Koppel and Argamon also tell us that formal writing is more difficult to determine gender. And that females tend to be "involved" writers while males tend to be "informational" writers. These differences are more subtle as the genre moves from fiction to non-fiction thus making the determination more difficult. Also remember that the simplified implementation of the Gender Genie skews masculine.

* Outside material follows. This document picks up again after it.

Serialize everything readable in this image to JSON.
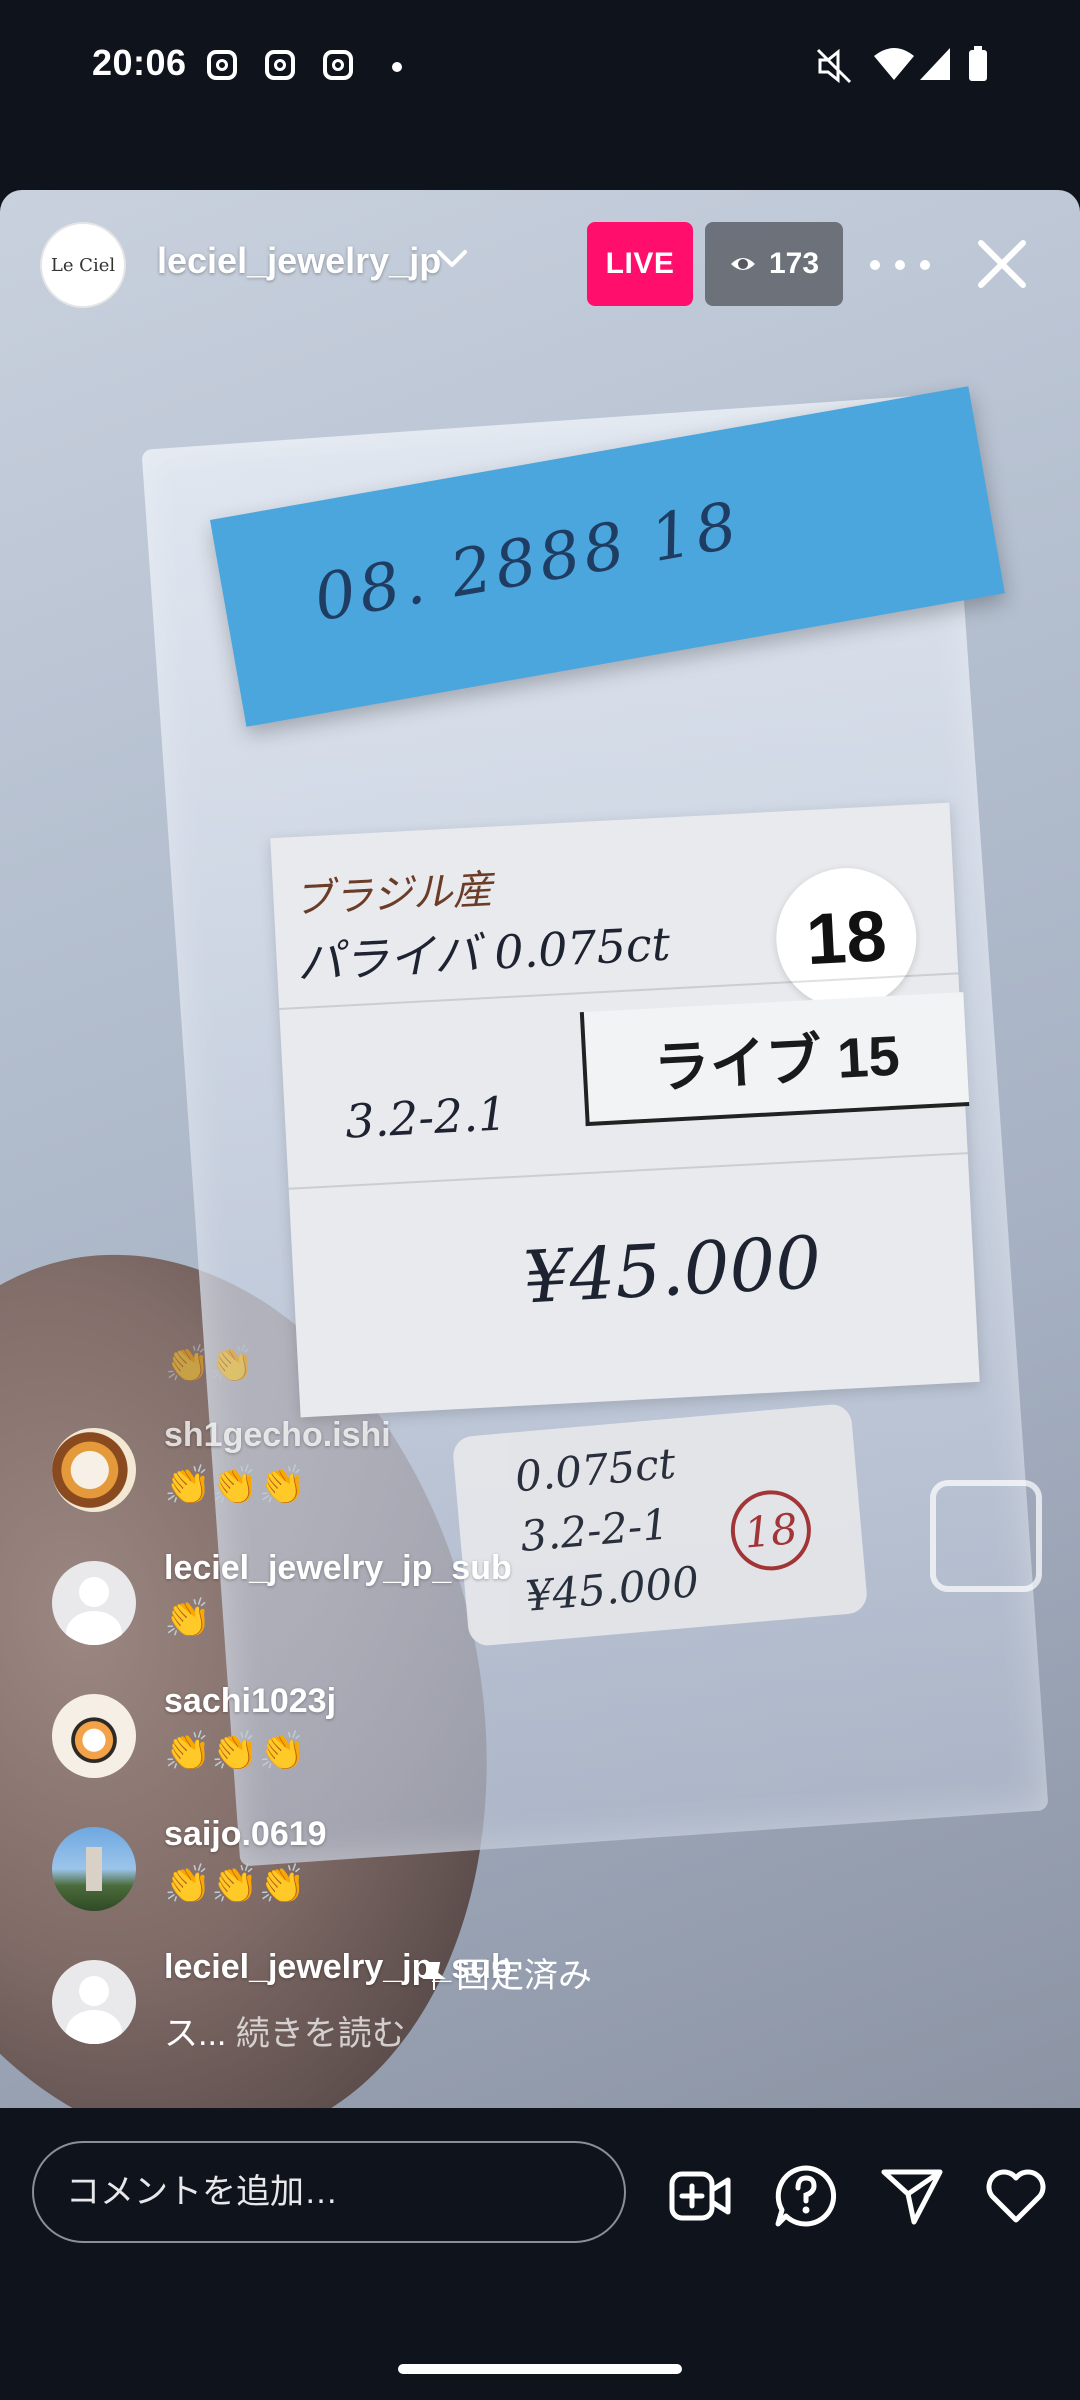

Thinking again at how this information might apply to blog analytics, it would seem to me that the younger the writer, the less formal the writing would tend to be and the easier it would be to determine gender. In older writers, or more specifically, bloggers, I would think that writers would start to skew towards more informational, utilitarian styles. I'm guessing that Gen X and Boomer women that are blogging, on average, aren't writing diary styles blogs at LiveJournal but instead are writing about Java and Passionate Users or Marketing and Public Relations. And if you were talking politics? What then...
Well, Umbria provided Buzz Reports to CNN for the 2004 Presidential Election, the site is here. They showed the demographic breakdown of blog posters that mentioned Bush in a pie chart that follows:

Now, look at the distribution of men to women, in total and among the three age groups. Does that look right to you? How could this change with 20% error in gender identification? What's Umbria's estimated error? I don't know. Thus far, they're not saying. But if you're considering buying research from anyone using these types of text analytics it is a question you should ask.